While the “small batches” of chips found indicate that China could still be accessing enough Nvidia chips to enhance “existing AI models,” Reuters pointed out that US curbs are effectively stopping China from bulk-ordering chips at quantities needed to develop new AI systems. Running a “model similar to OpenAI’s GPT would require more than 30,000 Nvidia A100 cards,” research firm TrendForce reported last March.

For China, which has firmly opposed the US export controls every step of the way, these curbs remain a persistent problem despite maintaining access through the burgeoning black market. On Monday, a Bloomberg report flagged the “steepest drop” in the value of China chip imports ever recorded, falling by more than 15 percent.

China’s black market for AI chips

The US still must confront whether it’s possible to block China from accessing advanced chips without other allied nations joining the effort by lobbying their own export controls.

In October 2022, a senior US official warned that without more cooperation, US curbs will “lose effectiveness over time.” A former top Commerce Department official, Kevin Wolf, told The Wall Street Journal last year that it’s “insanely difficult to enforce” US export controls on transactions overseas.

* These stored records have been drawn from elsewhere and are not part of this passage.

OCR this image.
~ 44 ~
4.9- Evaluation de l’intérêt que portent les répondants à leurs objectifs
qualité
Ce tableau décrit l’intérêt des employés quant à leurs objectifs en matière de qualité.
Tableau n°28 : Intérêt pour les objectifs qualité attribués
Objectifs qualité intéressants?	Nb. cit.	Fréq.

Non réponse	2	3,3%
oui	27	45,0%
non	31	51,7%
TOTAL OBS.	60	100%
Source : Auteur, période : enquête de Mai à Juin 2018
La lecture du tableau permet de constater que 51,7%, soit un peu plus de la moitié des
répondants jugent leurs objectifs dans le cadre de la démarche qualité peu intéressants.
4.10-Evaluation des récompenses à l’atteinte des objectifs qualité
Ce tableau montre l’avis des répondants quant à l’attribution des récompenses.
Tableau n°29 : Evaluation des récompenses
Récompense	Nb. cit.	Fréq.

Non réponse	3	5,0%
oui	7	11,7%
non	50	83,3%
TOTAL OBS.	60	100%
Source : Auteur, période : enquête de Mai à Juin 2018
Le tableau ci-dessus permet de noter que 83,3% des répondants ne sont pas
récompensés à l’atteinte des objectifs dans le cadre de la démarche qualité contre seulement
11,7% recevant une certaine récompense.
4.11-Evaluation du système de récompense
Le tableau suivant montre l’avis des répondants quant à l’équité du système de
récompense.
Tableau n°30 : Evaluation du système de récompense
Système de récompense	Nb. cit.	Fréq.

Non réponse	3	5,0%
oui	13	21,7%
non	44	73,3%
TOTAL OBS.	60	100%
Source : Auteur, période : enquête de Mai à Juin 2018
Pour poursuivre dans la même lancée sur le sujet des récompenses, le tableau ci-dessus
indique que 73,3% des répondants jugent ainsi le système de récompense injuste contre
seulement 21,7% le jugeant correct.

Part of the problem, sources told Reuters in October 2023, is that overseas subsidiaries were “easily” smuggling restricted chips into China or else providing remote access to chips to China-based employees.

On top of that activity, a black market for chips developed quickly, selling “excess stock that finds its way to the market after Nvidia ships large quantities to big US firms” or else chips imported “through companies locally incorporated in places such as India, Taiwan, and Singapore,” Reuters reported.

The US has maintained that its plan is not to ensure that China has absolutely no access but to limit access enough to keep China from getting ahead. But Nvidia CEO Jensen Huang has warned that curbs could have the opposite effect. While China finds ways to skirt the bans and acquire chips to “inspire” advancements, US companies that have been impacted by export controls restricting sales in China could lose so much revenue that they fall behind competitively, Huang predicted.

One example likely worrying to Huang and other tech firms came last November, when Huawei shocked the US government by unveiling a cutting-edge chip that seemed to prove US sanctions weren’t doing much to limit China’s ability to compete.